The Blessed Seelos Catholic Church, which braved winds of 96 mph last week as Hurricane Gustav tore through New Orleans, received "minimal damage" during the storm, according to Mercer Island resident and Pipe Organ Foundation President Carl Dodrill.

The Blessed Seelos Catholic Church, which braved winds of 96 mph last week as Hurricane Gustav tore through New Orleans, received “minimal damage” during the storm, according to Mercer Island resident and Pipe Organ Foundation President Carl Dodrill.

A few days after the hurricane ended, a member of the Blessed Seelos clergy told Dodrill that Gustav blew out one window of the parish hall, an awning outside the sanctuary and a downspout in the rectory.

“These losses were described by the priest as ‘minimal,’ and I guess they are for them,” Dodrill wrote in a letter to the Reporter. “For us, I suppose that 70-90 mph winds that blew out a window in one of our houses would be more than minimal, but for them, it does not amount to a whole lot.”

None of the parishioners at Blessed Seelos were harmed during the hurricane, which struck New Orleans on Sept. 1, as the city was evacuated. The newly restored Moller pipe organ also survived Gustav with no damages.

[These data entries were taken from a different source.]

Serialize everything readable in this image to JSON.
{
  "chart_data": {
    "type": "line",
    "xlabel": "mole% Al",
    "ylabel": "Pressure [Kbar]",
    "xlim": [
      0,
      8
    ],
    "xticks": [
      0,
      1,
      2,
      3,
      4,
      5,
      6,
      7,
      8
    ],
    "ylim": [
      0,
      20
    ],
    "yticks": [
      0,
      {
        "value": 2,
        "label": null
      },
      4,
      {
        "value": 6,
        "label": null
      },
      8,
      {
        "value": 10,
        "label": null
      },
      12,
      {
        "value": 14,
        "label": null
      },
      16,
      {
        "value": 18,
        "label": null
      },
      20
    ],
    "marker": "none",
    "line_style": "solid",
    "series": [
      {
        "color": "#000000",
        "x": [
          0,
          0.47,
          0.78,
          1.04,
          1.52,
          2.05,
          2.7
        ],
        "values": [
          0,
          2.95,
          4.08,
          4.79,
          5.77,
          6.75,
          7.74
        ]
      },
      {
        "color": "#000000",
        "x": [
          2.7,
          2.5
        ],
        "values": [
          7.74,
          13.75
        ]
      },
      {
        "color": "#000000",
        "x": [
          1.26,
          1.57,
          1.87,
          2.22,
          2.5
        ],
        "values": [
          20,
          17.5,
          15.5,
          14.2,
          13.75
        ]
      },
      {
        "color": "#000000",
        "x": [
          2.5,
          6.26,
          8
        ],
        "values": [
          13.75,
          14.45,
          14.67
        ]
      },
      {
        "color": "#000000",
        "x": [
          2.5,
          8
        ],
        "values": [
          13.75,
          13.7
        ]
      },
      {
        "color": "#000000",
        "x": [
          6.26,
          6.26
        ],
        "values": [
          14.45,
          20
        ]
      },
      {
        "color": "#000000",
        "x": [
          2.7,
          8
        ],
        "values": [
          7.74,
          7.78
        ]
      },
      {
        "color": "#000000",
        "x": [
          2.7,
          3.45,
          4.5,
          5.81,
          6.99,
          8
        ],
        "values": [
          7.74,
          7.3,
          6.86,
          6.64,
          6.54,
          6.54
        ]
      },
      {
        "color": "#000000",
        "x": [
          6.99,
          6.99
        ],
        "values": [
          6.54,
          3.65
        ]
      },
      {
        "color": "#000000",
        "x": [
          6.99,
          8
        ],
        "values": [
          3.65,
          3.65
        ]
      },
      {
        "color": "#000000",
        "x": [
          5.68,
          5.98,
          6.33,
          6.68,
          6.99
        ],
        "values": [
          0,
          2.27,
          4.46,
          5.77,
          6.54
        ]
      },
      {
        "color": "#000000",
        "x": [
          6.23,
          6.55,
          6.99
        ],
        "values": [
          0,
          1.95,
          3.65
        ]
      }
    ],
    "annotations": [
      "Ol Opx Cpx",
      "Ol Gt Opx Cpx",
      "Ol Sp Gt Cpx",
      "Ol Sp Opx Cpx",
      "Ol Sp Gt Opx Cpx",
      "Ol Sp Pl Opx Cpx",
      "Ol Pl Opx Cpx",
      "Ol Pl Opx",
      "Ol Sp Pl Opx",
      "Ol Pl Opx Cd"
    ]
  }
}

Last spring, Dodrill led a 37-member team in building a new Moller pipe organ for Blessed Seelos after the original was destroyed during a fire in 2003. Two weeks after the organ was resurrected in the New Orleans Church, the steeple was struck by lightning and the electric organ was ruined. Dodrill returned to New Orleans with his wife and a specialist to repair the organ last month. The Reporter ran a story on Blessed Seelos, the organ and the impeding Hurricane Gustav in its Sept. 3 issue.